Defence aHousing Australia Annual Report 2015-16

Appendix D: Work, health and safety (WHS)

This appendix outlines our WHS performance in accordance with the Work Health and Safety Act 2011 (WHS Act).

Our WHS commitment

We are committed to maintaining the highest possible standard of health and safety for everyone who enters our workplace, whether an office, a construction site or one of the properties in our portfolio. This is reflected in our WHS strategy, policies, our Prevention First management system and our QMS framework.

Initiatives

In 2015–16, we undertook the following activities to deliver on our WHS vision:

  • established a new three-year strategy seeking to build WHS capability and passion at all levels
  • introduced a three-year psychosocial wellbeing strategy to facilitate greater mental health awareness, capability and early intervention across the business
  • recertified against Australian and international standards for both our Prevention First management system and our QMS
  • launched a Prevention First mandatory refresher training module for all staff
  • promoted the incident reporting program to support a 'just' safety culture and enable analysis of data to shape prevention initiatives.

Safety audits and inspections

As part of our regular WHS monitoring program, we undertook 967 contractor and internal audits and 81 office inspections during 2015–16. A total of 865 corrective actions were raised following audits. The results of the corrective actions have assisted in various initiatives including issuing safety alerts, targeted audit campaigns and local area risk mitigation.

Through our annual surveillance audit, the WHS certification licensor provided positive feedback on the program, recognising the continual improvements we have made since 2014 and the positive steps we are taking in our current three-year WHS strategy.

Notifiable incidents

A total of 426 incidents were reported in 2015–16, with 177 deemed as WHS incidents following assessment. Of the other 249 incidents reported, nine were security issues and separately managed and 240 were not WHS related (in that DHA was not deemed to be a causative factor).

As shown in Figure 17, staff were involved in the highest number of WHS incidents (86), however nil were notifiable to Comcare in line with the WHS Act. Nine of the 68 incidents involving contractors were reported to a WHS regulator. Of these, eight were classified as dangerous incidents (fires, striking of gas mains and a partial wall collapse) but no immediate medical treatment was needed. The remaining one incident was notifiable due to both incident type (fall from height) and injury type (serious laceration).

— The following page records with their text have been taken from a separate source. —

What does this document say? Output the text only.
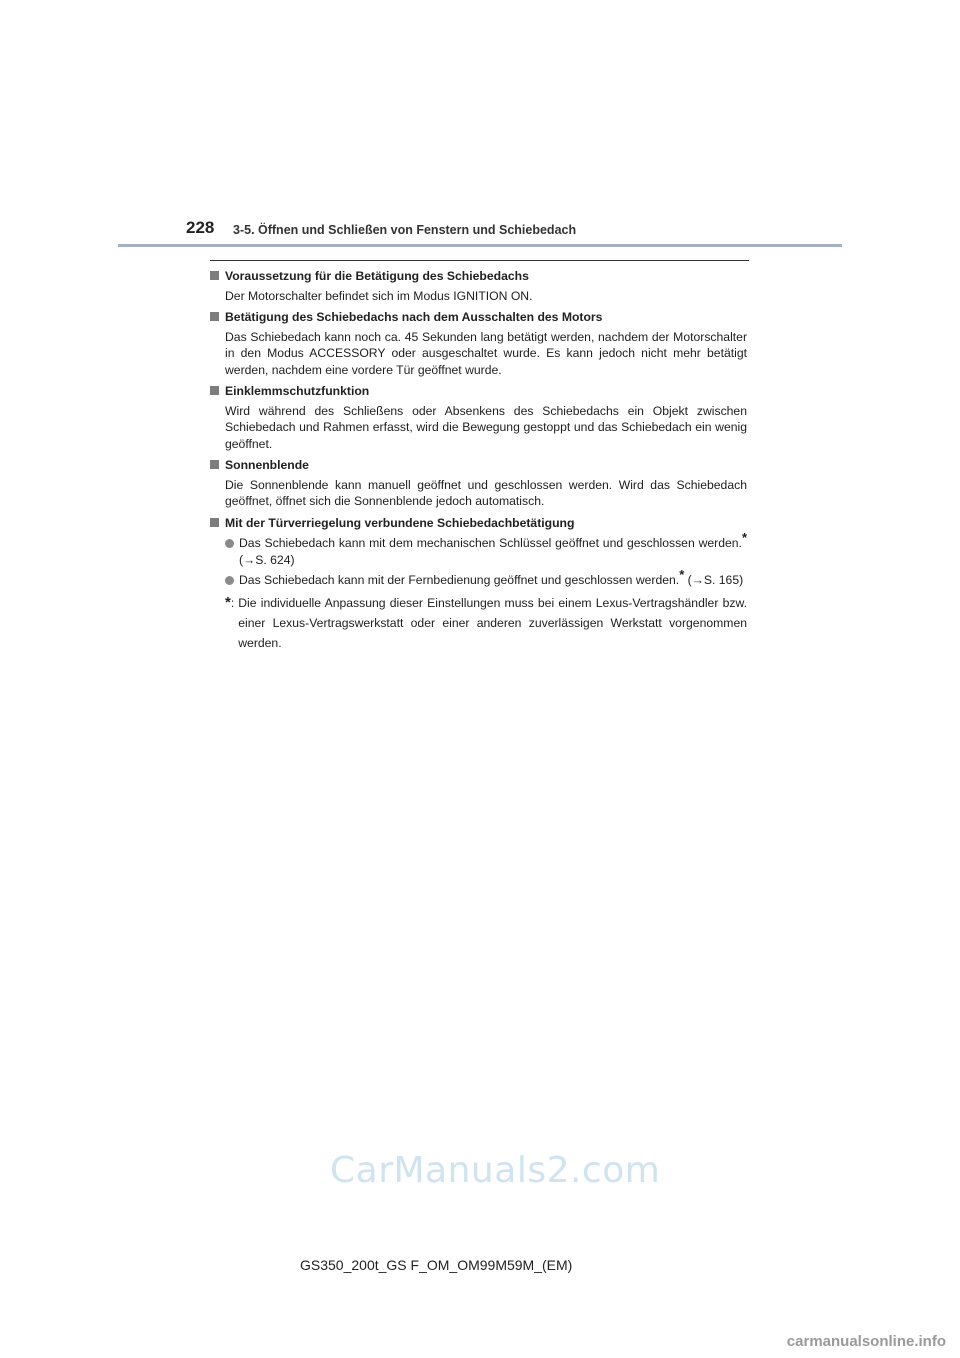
228 3-5. Öffnen und Schließen von Fenstern und Schiebedach
Voraussetzung für die Betätigung des Schiebedachs
Der Motorschalter befindet sich im Modus IGNITION ON.
Betätigung des Schiebedachs nach dem Ausschalten des Motors
Das Schiebedach kann noch ca. 45 Sekunden lang betätigt werden, nachdem der Motorschalter in den Modus ACCESSORY oder ausgeschaltet wurde. Es kann jedoch nicht mehr betätigt werden, nachdem eine vordere Tür geöffnet wurde.
Einklemmschutzfunktion
Wird während des Schließens oder Absenkens des Schiebedachs ein Objekt zwischen Schiebedach und Rahmen erfasst, wird die Bewegung gestoppt und das Schiebedach ein wenig geöffnet.
Sonnenblende
Die Sonnenblende kann manuell geöffnet und geschlossen werden. Wird das Schiebedach geöffnet, öffnet sich die Sonnenblende jedoch automatisch.
Mit der Türverriegelung verbundene Schiebedachbetätigung
Das Schiebedach kann mit dem mechanischen Schlüssel geöffnet und geschlossen werden.* (→S. 624)
Das Schiebedach kann mit der Fernbedienung geöffnet und geschlossen werden.* (→S. 165)
*: Die individuelle Anpassung dieser Einstellungen muss bei einem Lexus-Vertragshändler bzw. einer Lexus-Vertragswerkstatt oder einer anderen zuverlässigen Werkstatt vorgenommen werden.
CarManuals2.com
GS350_200t_GS F_OM_OM99M59M_(EM)
carmanualsonline.info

As shown in Figure 18, there has been an increase in the number of all incidents reported year-on-year. This relates to a 280.0 per cent increase in the number of all incidents reported to DHA since the commencement of the Prevention First system in early 2014. This is attributed to improved visibility, a just safety culture (one where incident reporting is encouraged) and the inclusion of tenant-related incidents.

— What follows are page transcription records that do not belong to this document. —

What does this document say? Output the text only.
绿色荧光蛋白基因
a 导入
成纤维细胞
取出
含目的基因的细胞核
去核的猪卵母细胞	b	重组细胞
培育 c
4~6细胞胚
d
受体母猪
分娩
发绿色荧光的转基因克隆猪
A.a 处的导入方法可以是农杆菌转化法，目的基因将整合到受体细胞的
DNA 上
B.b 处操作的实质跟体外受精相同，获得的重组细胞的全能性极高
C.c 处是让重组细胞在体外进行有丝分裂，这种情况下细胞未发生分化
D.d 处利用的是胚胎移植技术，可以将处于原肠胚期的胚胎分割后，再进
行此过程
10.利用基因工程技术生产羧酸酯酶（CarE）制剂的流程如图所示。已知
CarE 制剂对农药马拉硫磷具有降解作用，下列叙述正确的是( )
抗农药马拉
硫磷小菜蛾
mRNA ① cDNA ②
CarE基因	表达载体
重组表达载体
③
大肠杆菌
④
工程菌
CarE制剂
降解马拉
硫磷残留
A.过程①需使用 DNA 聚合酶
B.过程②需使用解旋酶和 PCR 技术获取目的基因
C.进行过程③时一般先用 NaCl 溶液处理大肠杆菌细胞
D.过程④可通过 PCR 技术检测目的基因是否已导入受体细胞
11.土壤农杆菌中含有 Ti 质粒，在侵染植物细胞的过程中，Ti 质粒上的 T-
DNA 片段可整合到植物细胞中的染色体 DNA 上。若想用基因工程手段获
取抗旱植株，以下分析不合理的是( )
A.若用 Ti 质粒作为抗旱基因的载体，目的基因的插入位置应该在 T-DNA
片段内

The increase in WHS incident reporting contributed to a staff lost time injury frequency rate of 3.4 (four lost time injuries) and a total recordable incident frequency rate (TRIFR)17 of 10.3 (12 injuries requiring medical treatment). Since the implementation of the Prevention First system, there has been a 40.0 per cent reduction in the TRIFR contributing to DHA overachieving our original goal of reducing the TRIFR by 20.0 per cent over two years.

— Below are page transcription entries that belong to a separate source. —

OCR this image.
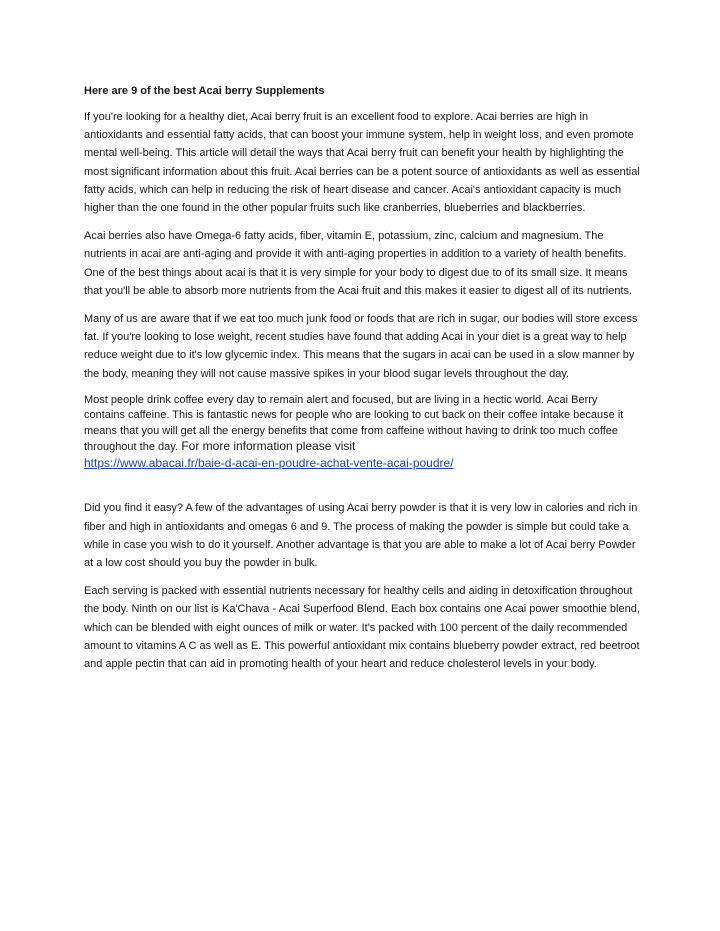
Here are 9 of the best Acai berry Supplements

If you're looking for a healthy diet, Acai berry fruit is an excellent food to explore. Acai berries are high in antioxidants and essential fatty acids, that can boost your immune system, help in weight loss, and even promote mental well-being. This article will detail the ways that Acai berry fruit can benefit your health by highlighting the most significant information about this fruit. Acai berries can be a potent source of antioxidants as well as essential fatty acids, which can help in reducing the risk of heart disease and cancer. Acai's antioxidant capacity is much higher than the one found in the other popular fruits such like cranberries, blueberries and blackberries.

Acai berries also have Omega-6 fatty acids, fiber, vitamin E, potassium, zinc, calcium and magnesium. The nutrients in acai are anti-aging and provide it with anti-aging properties in addition to a variety of health benefits. One of the best things about acai is that it is very simple for your body to digest due to of its small size. It means that you'll be able to absorb more nutrients from the Acai fruit and this makes it easier to digest all of its nutrients.

Many of us are aware that if we eat too much junk food or foods that are rich in sugar, our bodies will store excess fat. If you're looking to lose weight, recent studies have found that adding Acai in your diet is a great way to help reduce weight due to it's low glycemic index. This means that the sugars in acai can be used in a slow manner by the body, meaning they will not cause massive spikes in your blood sugar levels throughout the day.

Most people drink coffee every day to remain alert and focused, but are living in a hectic world. Acai Berry contains caffeine. This is fantastic news for people who are looking to cut back on their coffee intake because it means that you will get all the energy benefits that come from caffeine without having to drink too much coffee throughout the day. For more information please visit

https://www.abacai.fr/baie-d-acai-en-poudre-achat-vente-acai-poudre/

Did you find it easy? A few of the advantages of using Acai berry powder is that it is very low in calories and rich in fiber and high in antioxidants and omegas 6 and 9. The process of making the powder is simple but could take a while in case you wish to do it yourself. Another advantage is that you are able to make a lot of Acai berry Powder at a low cost should you buy the powder in bulk.

Each serving is packed with essential nutrients necessary for healthy cells and aiding in detoxification throughout the body. Ninth on our list is Ka'Chava - Acai Superfood Blend. Each box contains one Acai power smoothie blend, which can be blended with eight ounces of milk or water. It's packed with 100 percent of the daily recommended amount to vitamins A C as well as E. This powerful antioxidant mix contains blueberry powder extract, red beetroot and apple pectin that can aid in promoting health of your heart and reduce cholesterol levels in your body.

Figure 17: All WHS incidents by person involved, 30 June 2016

Figure 17: All WHS incidents by person involved, 30 June 2016

Figure 18 History of staff WHS incidents, 30 June 2016

Figure 18 History of staff WHS incidents, 30 June 2016

Workers' compensation

Comcare accepted 10 workers' compensation claims in 2015–16, including three claims for injuries that occurred in previous financial years. For the compensable injuries in 2015–16, one claim was for a psychological injury and the remaining were for musculoskeletal injuries.

Comcare premium

Our 2015–16 workers' compensation premium was 1.4 per cent of our total payroll. Comcare has estimated our 2016–17 premium as 0.9 per cent of our total payroll. This included a bonus being deducted in recognition of our decreased claims history in recent years and improvements in fund performance.